Britain's motorists are about to be hit with a new breed of hi-tech sneaky speed cameras.
Sobs the Mail. The story turns out to be a wild exaggeration, since it refers to cameras which will be tested in France.
The rhetoric is worth examining. It equates lawless speeding motorists with all motorists. But only a minority of drivers are caught by speed cameras. You have to be a particularly stupid driver to be caught out, since they are painted bright yellow, and you get warning signs, and your SatNav will tell you that there’s one coming up. You never read that ‘Britain’s bank users are about to be hit with a new breed of CCTV’, since it’s only bank robbers who are affected. And note the language – speeding drivers are victims who are hit. In reality, of course, it is speeding drivers who hit someone or something else – a cyclist, a pedestrian, another car, a tree, a house, a shop…
The move has not been welcomed by motoring groups with many resenting the 'stealth' aspect of cameras which do more to catch speeding drivers than getting them to slow down.

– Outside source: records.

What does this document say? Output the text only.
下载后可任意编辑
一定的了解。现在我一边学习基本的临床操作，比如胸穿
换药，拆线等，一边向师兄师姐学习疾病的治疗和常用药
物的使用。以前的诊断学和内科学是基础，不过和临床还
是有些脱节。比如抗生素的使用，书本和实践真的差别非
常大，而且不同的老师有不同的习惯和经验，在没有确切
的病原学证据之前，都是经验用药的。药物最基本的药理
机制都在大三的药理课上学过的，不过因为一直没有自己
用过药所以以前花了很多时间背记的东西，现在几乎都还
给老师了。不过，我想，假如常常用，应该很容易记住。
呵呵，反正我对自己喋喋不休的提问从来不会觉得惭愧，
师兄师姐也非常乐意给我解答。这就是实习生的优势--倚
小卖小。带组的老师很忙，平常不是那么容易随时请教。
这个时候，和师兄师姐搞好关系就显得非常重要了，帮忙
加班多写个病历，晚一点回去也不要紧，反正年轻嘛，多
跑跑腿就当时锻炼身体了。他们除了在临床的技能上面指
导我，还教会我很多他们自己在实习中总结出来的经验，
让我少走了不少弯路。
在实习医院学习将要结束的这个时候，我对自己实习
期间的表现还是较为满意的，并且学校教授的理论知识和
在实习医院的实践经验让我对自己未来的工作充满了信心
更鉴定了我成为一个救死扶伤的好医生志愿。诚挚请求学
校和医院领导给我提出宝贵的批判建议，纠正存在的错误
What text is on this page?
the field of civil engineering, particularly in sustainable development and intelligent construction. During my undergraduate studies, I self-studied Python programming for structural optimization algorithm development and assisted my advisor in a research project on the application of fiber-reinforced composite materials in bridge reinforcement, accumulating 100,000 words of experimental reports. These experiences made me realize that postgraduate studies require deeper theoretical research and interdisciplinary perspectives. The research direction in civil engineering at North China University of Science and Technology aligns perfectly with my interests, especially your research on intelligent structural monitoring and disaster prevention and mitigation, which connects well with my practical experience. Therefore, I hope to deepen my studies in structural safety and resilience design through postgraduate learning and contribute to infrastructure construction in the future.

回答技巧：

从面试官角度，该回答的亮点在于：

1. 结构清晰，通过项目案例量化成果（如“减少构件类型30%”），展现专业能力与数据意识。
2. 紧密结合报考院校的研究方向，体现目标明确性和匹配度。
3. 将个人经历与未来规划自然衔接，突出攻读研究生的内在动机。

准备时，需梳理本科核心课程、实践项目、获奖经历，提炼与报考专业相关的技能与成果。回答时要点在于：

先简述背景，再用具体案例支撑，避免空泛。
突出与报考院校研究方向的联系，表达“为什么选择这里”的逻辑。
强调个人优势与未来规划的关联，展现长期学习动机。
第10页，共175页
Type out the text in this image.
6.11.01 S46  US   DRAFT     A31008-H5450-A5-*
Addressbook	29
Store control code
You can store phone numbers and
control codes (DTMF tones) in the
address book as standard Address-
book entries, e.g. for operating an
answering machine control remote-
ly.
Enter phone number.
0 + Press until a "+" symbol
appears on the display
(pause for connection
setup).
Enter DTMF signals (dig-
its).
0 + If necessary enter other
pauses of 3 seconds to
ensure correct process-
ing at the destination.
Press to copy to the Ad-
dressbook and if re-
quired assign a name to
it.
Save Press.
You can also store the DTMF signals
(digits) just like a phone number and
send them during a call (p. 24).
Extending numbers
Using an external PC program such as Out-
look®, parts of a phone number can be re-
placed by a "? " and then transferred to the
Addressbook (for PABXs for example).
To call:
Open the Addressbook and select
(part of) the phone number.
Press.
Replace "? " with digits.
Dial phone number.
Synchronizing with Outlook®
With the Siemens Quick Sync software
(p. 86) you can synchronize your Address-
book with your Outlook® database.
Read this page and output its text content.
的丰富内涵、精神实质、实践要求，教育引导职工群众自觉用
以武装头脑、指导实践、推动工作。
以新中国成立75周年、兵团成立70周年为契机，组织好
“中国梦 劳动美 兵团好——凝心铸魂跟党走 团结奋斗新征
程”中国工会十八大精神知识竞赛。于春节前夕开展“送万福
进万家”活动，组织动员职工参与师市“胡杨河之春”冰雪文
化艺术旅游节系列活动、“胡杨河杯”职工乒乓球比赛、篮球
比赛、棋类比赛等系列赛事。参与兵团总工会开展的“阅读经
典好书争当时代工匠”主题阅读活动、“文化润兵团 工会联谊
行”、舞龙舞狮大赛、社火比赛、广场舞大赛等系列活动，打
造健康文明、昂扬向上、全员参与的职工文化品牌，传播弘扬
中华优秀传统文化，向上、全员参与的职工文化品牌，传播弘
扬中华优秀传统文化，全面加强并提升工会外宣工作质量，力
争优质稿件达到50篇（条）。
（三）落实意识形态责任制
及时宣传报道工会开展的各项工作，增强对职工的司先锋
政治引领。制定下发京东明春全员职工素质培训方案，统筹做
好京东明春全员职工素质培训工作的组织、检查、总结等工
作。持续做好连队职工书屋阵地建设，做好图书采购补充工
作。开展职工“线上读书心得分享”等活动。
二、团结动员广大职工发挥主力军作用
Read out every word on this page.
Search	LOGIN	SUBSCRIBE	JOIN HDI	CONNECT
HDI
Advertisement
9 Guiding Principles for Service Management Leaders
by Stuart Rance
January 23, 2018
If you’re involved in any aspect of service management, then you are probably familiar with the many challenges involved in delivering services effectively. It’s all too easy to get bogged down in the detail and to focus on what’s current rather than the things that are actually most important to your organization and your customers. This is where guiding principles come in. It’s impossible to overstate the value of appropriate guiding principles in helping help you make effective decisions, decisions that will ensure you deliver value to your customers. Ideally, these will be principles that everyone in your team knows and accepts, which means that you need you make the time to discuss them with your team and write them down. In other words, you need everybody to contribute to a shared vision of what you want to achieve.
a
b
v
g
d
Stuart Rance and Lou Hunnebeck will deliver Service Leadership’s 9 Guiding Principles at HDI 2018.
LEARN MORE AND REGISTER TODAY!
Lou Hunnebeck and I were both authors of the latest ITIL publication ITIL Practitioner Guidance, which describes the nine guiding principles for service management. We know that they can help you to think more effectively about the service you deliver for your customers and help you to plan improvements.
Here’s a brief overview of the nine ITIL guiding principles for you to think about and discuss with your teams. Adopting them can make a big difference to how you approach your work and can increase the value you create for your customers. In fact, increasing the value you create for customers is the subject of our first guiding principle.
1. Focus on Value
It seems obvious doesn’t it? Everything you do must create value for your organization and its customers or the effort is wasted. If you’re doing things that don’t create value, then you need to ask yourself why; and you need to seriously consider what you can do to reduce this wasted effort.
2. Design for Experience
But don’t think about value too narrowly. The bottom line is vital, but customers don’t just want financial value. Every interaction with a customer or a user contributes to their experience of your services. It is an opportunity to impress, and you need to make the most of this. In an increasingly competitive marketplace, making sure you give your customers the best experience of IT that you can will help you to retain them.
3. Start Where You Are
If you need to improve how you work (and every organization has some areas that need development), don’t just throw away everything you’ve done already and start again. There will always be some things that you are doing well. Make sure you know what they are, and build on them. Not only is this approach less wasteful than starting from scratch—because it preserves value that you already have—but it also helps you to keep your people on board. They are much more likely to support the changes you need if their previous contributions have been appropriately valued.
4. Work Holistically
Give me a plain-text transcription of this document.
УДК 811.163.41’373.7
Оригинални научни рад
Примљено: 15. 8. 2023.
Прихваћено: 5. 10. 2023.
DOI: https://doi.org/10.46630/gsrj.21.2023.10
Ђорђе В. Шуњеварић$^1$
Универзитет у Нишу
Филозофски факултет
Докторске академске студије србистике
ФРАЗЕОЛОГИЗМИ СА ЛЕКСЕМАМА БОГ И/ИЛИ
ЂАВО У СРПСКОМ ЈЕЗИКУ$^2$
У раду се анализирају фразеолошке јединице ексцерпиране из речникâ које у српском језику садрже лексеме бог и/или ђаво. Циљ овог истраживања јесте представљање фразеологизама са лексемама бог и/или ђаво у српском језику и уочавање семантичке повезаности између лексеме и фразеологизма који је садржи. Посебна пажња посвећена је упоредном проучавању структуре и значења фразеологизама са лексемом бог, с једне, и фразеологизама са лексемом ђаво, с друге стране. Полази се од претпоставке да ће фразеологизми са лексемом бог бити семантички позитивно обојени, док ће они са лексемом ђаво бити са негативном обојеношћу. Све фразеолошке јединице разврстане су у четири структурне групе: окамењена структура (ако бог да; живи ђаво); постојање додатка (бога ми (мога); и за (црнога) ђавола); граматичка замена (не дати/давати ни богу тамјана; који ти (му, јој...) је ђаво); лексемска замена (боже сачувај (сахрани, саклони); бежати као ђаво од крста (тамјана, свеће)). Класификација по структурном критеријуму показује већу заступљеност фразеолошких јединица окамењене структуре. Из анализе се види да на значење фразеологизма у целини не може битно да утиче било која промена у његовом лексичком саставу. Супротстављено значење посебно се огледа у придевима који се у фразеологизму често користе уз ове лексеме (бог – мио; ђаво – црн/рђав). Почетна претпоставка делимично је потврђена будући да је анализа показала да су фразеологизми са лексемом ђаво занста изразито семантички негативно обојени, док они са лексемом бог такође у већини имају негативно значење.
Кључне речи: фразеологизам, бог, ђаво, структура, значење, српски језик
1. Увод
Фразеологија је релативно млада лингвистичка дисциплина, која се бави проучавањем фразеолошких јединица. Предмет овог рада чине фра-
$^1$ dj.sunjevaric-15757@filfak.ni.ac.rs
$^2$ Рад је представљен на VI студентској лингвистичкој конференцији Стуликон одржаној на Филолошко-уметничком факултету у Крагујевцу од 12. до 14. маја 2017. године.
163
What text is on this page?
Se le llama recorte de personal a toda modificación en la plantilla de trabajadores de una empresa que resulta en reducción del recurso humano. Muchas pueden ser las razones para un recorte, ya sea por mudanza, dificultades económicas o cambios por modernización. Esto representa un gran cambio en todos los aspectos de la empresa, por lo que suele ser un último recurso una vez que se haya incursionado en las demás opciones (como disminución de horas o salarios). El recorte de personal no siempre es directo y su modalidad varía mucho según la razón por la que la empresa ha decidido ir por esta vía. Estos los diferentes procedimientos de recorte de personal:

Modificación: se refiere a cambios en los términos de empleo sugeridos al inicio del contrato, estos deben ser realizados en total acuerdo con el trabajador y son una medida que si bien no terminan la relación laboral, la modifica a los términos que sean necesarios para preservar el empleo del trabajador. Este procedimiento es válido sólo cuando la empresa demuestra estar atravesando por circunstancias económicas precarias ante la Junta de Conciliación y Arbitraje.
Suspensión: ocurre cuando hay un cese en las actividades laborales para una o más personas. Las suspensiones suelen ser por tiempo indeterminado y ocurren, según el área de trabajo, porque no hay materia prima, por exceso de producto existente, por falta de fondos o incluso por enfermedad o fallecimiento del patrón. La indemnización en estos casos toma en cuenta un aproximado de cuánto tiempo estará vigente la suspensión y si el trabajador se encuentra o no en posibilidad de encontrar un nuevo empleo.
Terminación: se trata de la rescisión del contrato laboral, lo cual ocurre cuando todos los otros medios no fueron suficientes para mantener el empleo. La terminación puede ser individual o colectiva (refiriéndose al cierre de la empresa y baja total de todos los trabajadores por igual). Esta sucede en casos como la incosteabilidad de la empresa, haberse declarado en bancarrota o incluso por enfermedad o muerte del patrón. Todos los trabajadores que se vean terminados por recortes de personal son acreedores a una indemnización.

But drivers caught by speed cameras do modify their behaviour once they have clocked up enough points to run the risk of losing their licence if they are caught again. Grudgingly, they start obeying the speed limit. The reform we need is that you get 7 points on your licence for a single speeding offence and that if you are caught speeding again in the next ten years you lose your licence. A modest proposal which would massively improve the safety of British roads.
Although a plural is used, only one motoring group is identified by the Mail. This is ‘The RAC Foundation’. The RAC has always opposed measures to slow down speeding drivers. It purports to be the voice of the motorist but it never consults its members for their views. In reality the majority of drivers support speed cameras. People join the RAC not because they want representation in their capacity as drivers but because it offers a breakdown service.
The RAC Foundation said it 'spelled misery for UK motorists.'
Again, ‘lawless motorists’ are conflated with motorists in general. You never hear anyone saying that a police anti-rape initiative ‘spells misery for men’.
Question. Why is the Charities Commission allowing a political organisation which promotes lawless speeding to escape paying taxes by permitting it to pose as a charitable organisation?
A spokesman said: 'New cameras, especially if they do their job by stealth, will be treated with suspicion.
[Only by criminals.]
'They should be only one part of the fight to reduce road casualties and their positioning should be based on evidence that they will save lives, not help balance the books for politicians.'
The evidence that speed cameras save lives is overwhelming. The problem at the moment is that isolated speed cameras simply result in the farce of speeding drivers slamming on their brakes, then speeding up again afterwards.
The Conservatives have indicated that if they won the election, they would concentrate more on speed warning signs than cameras to prevent fast driving.
That’s right. Because the Conservative Party knows that ‘speed warning signs’ are meaningless, and they are committed to the freedom to drive as fast as you like and as badly as you like, with vulnerable road users paying the price – not the well-protected wealthy yob in the eleven air bag Lexus 4X4.